Endoscopic examination and cleaning at regular intervals in the first 6 to 8 weeks after FESS is crucial for a good postoperative outcome. This helps in the healing process and improves the drainage and ventilation of the sinuses. If symptoms of sinusitis are persistent even after 8 weeks, endoscopic examination and radiologic assessment with CT scanning is required. Endoscopy helps in identification and treatment of causes of mechanical obstruction like crusts and synechiae formation. A CT scan helps to identify the residual/recurrent polyp within the sinus, mucocele formation, and anatomic factors causing obstruction to sinus drainage. Though anatomic factors causing obstruction and a mucocele has to be dealt by revision endoscopic sinus surgery, PMS with or without residual/recurrent polyps within the sinus can be treated with topical steroid spray and low-dose long-term macrolide therapy before embarking on FESS again. Topical instillation of antibiotics18 (e.g., tobramycin) and irrigation with steroid solution are also helpful when there is evidence of continued inflammation, as these procedures allow the delivery of a higher concentration of medication to the affected sinus mucosa and minimizes the systemic side effects of medications.
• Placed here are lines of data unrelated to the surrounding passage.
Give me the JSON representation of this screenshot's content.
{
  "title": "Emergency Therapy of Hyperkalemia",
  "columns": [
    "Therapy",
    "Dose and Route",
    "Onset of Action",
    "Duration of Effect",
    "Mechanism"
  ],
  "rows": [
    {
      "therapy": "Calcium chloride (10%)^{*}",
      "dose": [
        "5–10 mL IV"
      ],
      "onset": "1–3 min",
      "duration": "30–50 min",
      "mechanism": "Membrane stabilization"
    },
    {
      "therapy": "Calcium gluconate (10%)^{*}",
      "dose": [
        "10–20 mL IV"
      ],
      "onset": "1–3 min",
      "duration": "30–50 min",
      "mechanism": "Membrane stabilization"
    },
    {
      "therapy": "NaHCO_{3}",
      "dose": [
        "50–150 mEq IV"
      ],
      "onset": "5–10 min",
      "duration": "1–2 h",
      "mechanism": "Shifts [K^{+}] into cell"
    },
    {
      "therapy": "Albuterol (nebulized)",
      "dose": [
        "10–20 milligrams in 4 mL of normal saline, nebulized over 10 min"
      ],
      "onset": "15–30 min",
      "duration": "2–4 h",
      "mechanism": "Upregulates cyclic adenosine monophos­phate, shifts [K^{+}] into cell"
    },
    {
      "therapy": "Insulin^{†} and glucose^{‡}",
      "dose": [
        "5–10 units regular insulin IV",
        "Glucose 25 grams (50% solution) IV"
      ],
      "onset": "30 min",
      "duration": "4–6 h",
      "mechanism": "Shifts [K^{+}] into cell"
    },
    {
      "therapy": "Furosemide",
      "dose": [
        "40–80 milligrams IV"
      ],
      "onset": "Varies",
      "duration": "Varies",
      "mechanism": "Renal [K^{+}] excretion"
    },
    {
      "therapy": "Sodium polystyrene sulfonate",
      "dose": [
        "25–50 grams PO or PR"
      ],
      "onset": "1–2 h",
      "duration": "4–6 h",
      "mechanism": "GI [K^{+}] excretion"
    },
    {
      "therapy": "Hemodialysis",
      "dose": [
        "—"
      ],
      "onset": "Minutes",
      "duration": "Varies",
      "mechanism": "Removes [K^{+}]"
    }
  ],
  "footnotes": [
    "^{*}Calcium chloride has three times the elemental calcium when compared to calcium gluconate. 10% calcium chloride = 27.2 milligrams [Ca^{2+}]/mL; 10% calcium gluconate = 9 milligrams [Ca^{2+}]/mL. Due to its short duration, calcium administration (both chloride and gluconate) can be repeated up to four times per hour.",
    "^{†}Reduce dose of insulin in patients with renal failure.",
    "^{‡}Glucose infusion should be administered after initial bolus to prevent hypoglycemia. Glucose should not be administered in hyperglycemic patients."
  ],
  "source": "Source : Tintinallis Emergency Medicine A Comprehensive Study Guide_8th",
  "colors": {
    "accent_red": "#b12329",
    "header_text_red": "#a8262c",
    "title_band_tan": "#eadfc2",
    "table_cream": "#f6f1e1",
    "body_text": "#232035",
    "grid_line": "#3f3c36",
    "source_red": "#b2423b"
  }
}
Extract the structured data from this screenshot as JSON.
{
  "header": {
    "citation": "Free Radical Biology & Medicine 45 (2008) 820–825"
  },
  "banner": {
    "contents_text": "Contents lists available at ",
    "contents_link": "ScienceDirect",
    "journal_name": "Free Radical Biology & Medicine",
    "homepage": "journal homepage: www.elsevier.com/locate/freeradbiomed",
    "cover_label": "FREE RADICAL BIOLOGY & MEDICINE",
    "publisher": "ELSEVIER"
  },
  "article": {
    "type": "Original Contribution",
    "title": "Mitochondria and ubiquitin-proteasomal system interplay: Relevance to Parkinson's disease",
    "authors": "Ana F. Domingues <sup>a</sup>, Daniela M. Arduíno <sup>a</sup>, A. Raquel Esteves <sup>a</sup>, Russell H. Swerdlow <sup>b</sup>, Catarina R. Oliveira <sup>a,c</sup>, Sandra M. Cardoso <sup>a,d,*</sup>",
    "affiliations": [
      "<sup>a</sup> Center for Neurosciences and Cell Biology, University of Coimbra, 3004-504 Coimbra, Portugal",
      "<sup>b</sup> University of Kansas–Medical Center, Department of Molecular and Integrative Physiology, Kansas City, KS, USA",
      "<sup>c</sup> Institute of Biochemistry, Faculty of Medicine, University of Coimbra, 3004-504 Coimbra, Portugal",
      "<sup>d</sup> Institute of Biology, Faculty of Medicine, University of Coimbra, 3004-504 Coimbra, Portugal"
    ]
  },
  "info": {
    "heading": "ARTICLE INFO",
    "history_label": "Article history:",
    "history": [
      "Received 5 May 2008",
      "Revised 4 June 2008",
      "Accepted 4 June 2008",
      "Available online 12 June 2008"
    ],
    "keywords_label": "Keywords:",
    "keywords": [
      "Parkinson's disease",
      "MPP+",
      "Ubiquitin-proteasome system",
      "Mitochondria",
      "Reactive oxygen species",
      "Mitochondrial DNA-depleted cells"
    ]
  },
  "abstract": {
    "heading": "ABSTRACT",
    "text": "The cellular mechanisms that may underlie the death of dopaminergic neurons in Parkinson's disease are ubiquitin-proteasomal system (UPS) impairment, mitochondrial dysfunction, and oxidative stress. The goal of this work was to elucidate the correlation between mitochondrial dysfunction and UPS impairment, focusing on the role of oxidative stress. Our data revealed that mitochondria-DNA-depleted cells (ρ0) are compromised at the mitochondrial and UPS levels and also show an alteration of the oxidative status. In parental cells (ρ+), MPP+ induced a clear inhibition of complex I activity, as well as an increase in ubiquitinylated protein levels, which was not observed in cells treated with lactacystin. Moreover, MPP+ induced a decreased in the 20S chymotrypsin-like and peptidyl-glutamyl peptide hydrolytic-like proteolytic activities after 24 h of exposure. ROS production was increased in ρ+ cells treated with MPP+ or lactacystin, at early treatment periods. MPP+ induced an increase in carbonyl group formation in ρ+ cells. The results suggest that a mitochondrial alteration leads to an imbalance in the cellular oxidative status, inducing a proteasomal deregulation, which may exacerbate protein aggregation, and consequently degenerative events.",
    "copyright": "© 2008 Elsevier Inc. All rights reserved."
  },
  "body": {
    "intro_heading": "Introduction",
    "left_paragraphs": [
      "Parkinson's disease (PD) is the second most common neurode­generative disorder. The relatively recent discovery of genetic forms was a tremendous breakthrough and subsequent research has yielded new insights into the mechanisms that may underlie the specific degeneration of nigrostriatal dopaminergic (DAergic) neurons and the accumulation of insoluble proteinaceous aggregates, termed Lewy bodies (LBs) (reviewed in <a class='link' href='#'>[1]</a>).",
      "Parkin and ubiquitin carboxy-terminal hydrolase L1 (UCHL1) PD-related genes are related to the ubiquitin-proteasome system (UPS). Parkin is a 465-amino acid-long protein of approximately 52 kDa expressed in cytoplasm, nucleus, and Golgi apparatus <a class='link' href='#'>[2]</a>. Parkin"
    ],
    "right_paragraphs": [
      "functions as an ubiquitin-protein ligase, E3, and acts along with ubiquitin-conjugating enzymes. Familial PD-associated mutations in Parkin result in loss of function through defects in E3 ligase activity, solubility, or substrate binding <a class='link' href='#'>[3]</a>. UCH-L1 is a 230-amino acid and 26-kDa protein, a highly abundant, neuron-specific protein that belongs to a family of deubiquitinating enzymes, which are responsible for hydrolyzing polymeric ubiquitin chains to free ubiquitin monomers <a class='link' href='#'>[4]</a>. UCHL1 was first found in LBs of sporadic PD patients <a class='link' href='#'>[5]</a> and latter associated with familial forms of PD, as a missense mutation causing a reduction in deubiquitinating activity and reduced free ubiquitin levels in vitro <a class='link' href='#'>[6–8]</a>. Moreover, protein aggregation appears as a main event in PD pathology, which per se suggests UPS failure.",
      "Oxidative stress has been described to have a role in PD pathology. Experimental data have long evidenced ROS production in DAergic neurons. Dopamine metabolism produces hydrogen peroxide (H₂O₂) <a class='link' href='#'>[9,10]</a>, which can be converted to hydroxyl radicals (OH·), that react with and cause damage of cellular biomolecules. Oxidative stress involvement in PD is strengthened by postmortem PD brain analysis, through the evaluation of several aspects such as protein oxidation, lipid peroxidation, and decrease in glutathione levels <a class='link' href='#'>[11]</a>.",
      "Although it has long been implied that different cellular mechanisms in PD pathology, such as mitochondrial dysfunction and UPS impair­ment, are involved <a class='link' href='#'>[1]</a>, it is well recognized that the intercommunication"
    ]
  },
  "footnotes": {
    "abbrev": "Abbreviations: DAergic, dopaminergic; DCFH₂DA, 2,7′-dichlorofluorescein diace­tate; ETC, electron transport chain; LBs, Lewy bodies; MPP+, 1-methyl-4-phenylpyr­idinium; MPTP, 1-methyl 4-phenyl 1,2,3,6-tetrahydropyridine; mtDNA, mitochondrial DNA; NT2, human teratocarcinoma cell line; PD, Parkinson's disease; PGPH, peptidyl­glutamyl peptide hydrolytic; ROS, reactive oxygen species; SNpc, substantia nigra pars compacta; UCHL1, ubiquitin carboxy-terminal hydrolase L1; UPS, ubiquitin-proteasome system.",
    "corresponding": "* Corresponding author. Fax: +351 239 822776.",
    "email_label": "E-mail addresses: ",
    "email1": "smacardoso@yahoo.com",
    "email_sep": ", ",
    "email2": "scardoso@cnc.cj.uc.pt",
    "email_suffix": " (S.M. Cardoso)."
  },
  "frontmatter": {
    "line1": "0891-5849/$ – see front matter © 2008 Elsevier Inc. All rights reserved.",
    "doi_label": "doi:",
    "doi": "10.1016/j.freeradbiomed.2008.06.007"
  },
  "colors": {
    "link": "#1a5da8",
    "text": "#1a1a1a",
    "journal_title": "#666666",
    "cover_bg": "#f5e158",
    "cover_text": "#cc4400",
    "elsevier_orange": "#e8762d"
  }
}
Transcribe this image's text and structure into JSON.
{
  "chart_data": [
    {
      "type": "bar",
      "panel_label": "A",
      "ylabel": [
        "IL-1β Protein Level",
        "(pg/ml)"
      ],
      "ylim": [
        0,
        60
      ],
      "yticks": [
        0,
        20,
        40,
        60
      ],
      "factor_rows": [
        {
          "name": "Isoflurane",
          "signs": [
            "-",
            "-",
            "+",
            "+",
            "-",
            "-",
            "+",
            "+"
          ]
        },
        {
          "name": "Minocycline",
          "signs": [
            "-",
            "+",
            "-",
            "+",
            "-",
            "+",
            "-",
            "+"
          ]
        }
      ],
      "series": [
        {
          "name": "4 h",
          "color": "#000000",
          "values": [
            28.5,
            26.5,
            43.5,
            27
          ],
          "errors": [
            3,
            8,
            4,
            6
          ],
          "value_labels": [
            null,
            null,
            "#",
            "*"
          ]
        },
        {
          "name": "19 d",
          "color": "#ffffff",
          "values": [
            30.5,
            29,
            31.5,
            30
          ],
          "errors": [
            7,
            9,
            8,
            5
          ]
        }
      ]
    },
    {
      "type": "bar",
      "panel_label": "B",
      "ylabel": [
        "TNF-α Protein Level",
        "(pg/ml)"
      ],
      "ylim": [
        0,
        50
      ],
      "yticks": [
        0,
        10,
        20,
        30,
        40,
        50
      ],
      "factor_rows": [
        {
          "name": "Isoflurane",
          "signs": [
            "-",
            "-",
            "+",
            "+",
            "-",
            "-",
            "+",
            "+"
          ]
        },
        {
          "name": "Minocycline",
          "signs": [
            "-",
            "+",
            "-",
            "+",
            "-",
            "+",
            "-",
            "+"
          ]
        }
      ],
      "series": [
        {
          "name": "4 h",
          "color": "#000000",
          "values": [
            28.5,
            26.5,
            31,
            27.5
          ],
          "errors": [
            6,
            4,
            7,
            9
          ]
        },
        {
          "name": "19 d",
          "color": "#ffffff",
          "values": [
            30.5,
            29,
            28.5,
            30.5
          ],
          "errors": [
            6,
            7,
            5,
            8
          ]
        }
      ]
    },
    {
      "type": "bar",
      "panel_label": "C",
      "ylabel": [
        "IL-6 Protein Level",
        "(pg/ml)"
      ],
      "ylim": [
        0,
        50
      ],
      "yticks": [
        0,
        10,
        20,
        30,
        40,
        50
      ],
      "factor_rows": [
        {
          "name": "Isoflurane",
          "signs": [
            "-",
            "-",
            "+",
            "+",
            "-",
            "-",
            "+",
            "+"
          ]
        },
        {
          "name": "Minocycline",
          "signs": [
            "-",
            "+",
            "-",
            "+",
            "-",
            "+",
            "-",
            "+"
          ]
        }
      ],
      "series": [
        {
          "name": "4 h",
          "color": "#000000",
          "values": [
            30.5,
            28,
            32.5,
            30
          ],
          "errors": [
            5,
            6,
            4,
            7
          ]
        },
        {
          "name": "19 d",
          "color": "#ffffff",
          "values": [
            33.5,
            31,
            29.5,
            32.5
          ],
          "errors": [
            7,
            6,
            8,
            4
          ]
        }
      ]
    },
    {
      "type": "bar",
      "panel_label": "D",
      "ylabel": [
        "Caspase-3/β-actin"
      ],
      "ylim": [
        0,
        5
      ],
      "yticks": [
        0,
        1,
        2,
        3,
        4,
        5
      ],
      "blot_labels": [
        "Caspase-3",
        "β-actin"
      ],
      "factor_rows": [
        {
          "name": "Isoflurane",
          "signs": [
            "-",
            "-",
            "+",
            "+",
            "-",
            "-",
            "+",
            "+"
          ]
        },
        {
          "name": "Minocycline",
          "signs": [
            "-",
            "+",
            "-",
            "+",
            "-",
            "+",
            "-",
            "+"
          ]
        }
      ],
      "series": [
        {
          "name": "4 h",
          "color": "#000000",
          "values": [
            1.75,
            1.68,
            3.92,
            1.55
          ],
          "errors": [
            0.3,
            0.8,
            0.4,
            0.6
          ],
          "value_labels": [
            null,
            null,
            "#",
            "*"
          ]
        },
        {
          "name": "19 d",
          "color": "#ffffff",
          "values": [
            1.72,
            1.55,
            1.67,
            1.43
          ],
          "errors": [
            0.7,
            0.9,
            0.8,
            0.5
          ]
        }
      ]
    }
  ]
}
In the management of patients with PMS who are refractory to medical or surgical treatment, it is important to consider the potential contribution of allergy to their symptoms. Allergy management should be included in the treatment protocol of PMS with or without polyp. Allergy management includes allergen reduction, avoidance, medications, and in extreme cases immunotherapy. It is also important to rule out systemic causes like immunodeficiency disorders and autoimmune diseases in patients with PMS who are refractory to treatment.

Conclusion

The management of persistent maxillary sinusitis continues to evolve. It is very important to understand the etiopathogenesis of this condition in a broad range and not focus on bacterial infection alone. The comprehensive management of PMS requires an understanding of the role of infective organisms with its characteristic biofilm formation and superantigen production, role of inflammatory process perpetuated by eosinophils, lymphocytes and their chemical mediators, the diverse etiological factors including anatomic abnormalities and the possible role of allergy. Treatment options include pharmacotherapy and surgery. The pharmacotherapy should be based on the etiopathogenesis and it includes antibiotics, topical/systemic steroids, topical antifungal therapy, and novel antiinflammatory therapies like antileukotrienes and low-dose macrolide therapy. Surgical treatment involves functional endoscopic sinus surgery with the aim to preserve function and provide ventilation to the affected sinus. Endoscopic sinus surgery should be contemplated for patients with moderate to severe disease with extensive polyps and patients with persistent maxillary sinusitis refractory to medical therapy.